University of Utah researchers have found even more ways to use all those pings coming from a Wi-Fi hotspot. On top of being able to see through walls, they’ve found a way to use a wireless network to monitor a person’s breathing rate.
The group of engineers, lead by assistant professor of electrical engineering Neal Patwari, rigged their system together by surrounding a hospital bed with 20 wireless transmitters on a 2.4GHz band. The system was able to detect a person taking 0.4 to 0.2 breaths per minute based on only 30 seconds data, whereas most monitors round off to the nearest full breath-per-minute. The experimental system also passed its accuracy test against a carbon dioxide monitor connected to the patient’s nostrils by tubes.

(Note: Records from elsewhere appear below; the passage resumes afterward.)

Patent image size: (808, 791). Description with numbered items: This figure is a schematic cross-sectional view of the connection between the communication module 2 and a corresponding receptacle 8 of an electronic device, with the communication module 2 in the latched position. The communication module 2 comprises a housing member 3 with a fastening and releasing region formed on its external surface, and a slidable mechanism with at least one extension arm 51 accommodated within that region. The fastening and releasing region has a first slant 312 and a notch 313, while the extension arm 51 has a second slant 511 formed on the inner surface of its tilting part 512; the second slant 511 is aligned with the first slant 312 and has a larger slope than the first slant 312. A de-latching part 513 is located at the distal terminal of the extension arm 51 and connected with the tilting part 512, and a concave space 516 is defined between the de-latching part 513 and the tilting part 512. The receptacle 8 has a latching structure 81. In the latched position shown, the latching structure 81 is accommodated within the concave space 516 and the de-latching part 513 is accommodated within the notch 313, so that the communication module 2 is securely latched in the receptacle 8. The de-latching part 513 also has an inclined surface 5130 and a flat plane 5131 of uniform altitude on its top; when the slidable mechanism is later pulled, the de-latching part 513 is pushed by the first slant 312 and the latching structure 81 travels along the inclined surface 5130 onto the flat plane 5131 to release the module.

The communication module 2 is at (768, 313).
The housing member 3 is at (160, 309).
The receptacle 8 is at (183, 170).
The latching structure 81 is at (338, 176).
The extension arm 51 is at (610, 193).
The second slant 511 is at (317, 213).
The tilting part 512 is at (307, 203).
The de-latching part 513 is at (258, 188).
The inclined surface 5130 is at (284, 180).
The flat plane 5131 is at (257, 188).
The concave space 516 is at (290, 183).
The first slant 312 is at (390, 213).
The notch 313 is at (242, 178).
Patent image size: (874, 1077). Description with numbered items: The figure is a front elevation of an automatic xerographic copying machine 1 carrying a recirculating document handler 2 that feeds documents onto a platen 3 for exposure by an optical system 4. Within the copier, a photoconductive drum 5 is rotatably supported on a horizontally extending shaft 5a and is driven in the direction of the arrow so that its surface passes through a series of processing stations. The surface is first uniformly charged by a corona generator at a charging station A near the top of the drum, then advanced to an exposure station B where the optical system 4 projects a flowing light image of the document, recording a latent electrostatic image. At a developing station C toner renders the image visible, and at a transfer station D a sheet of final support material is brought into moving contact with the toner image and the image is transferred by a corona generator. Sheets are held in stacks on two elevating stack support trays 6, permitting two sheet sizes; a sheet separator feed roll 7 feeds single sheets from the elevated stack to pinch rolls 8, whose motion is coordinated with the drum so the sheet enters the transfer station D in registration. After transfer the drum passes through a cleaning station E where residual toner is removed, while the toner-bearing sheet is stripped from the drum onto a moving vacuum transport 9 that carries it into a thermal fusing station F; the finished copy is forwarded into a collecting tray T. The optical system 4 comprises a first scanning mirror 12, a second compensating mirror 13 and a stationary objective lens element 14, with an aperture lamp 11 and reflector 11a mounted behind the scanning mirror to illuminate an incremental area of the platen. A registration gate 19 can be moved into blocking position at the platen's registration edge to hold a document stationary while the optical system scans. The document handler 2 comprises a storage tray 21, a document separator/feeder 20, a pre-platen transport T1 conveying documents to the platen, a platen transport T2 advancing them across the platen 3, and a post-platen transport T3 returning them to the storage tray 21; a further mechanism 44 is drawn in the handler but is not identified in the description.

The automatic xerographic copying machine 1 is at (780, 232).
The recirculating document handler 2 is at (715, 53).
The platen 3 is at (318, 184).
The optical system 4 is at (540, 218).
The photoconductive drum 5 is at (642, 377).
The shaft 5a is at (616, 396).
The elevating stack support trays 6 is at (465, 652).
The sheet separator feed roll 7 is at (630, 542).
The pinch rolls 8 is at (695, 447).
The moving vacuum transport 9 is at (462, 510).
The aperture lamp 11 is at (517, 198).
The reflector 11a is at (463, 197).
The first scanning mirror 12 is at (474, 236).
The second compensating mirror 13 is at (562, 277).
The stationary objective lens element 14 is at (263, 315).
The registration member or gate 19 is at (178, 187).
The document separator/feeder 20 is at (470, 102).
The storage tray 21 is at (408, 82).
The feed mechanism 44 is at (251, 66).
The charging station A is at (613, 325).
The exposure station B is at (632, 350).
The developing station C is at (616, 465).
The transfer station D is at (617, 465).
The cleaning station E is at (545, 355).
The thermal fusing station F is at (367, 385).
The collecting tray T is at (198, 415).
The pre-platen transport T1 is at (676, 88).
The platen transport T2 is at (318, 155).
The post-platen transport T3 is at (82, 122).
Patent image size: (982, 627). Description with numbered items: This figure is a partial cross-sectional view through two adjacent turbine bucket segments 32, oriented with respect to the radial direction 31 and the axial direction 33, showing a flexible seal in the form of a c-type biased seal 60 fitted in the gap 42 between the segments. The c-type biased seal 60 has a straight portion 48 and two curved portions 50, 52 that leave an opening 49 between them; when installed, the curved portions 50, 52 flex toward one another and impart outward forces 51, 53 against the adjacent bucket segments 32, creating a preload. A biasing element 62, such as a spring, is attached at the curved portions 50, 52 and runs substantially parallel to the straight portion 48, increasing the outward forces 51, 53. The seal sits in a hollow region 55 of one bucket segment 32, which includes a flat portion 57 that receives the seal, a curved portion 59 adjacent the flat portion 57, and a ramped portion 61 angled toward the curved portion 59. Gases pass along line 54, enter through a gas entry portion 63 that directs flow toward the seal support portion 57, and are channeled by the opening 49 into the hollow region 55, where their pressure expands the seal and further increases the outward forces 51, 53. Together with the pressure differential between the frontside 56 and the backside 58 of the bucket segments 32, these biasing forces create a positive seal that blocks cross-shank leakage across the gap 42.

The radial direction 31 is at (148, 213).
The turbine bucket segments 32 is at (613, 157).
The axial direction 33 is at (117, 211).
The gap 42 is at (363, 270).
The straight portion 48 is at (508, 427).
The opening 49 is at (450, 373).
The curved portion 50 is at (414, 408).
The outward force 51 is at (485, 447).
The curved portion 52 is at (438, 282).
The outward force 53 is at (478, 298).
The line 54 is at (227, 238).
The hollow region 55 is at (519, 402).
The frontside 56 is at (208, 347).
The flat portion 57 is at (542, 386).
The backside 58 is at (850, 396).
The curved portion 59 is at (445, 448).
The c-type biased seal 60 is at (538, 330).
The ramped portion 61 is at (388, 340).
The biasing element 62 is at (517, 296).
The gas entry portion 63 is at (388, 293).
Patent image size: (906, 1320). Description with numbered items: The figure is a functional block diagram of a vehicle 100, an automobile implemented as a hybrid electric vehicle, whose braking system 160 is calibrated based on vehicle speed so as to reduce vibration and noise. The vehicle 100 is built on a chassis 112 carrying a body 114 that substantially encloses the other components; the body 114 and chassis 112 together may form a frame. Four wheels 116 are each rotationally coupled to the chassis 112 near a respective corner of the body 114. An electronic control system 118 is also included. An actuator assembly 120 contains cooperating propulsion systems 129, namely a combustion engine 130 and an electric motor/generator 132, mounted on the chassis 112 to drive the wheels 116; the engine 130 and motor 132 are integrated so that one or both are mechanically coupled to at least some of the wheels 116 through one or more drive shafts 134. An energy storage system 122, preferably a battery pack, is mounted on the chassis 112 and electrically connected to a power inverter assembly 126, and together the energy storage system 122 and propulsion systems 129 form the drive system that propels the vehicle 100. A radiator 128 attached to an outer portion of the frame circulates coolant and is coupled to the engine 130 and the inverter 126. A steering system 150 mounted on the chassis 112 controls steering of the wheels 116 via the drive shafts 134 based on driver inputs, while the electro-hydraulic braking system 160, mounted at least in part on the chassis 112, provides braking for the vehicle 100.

Unlike current breathing monitors, a Wi-Fi based monitoring system is also much more comfortable for the patient than having a wire taped to a finger-mounted sensor. Of course, this new system has a few caveats. If the patient moves, the system will detect the movement in place of their breathing rate. The system also needs a minimum of 13 wireless transmitters, but the error rate drops to zero when 19 nodes are in use.
The system could be used to monitor a host of respiratory-related diseases including sleep apnea, and monitor babies at risk for sudden infant death syndrome. It’s cheap, too, as the system can be made with typical, commercially available wireless hardware. Patwari and his team are exploring different or multiple radio frequencies that could make their system more accurate or capable of monitor two people breathing at different rates.
The researchers estimate that the technology could make its way into homes in the next 5 years. The system could be used by the military or SWAT to detect the number of people inside a building based on their breathing rates.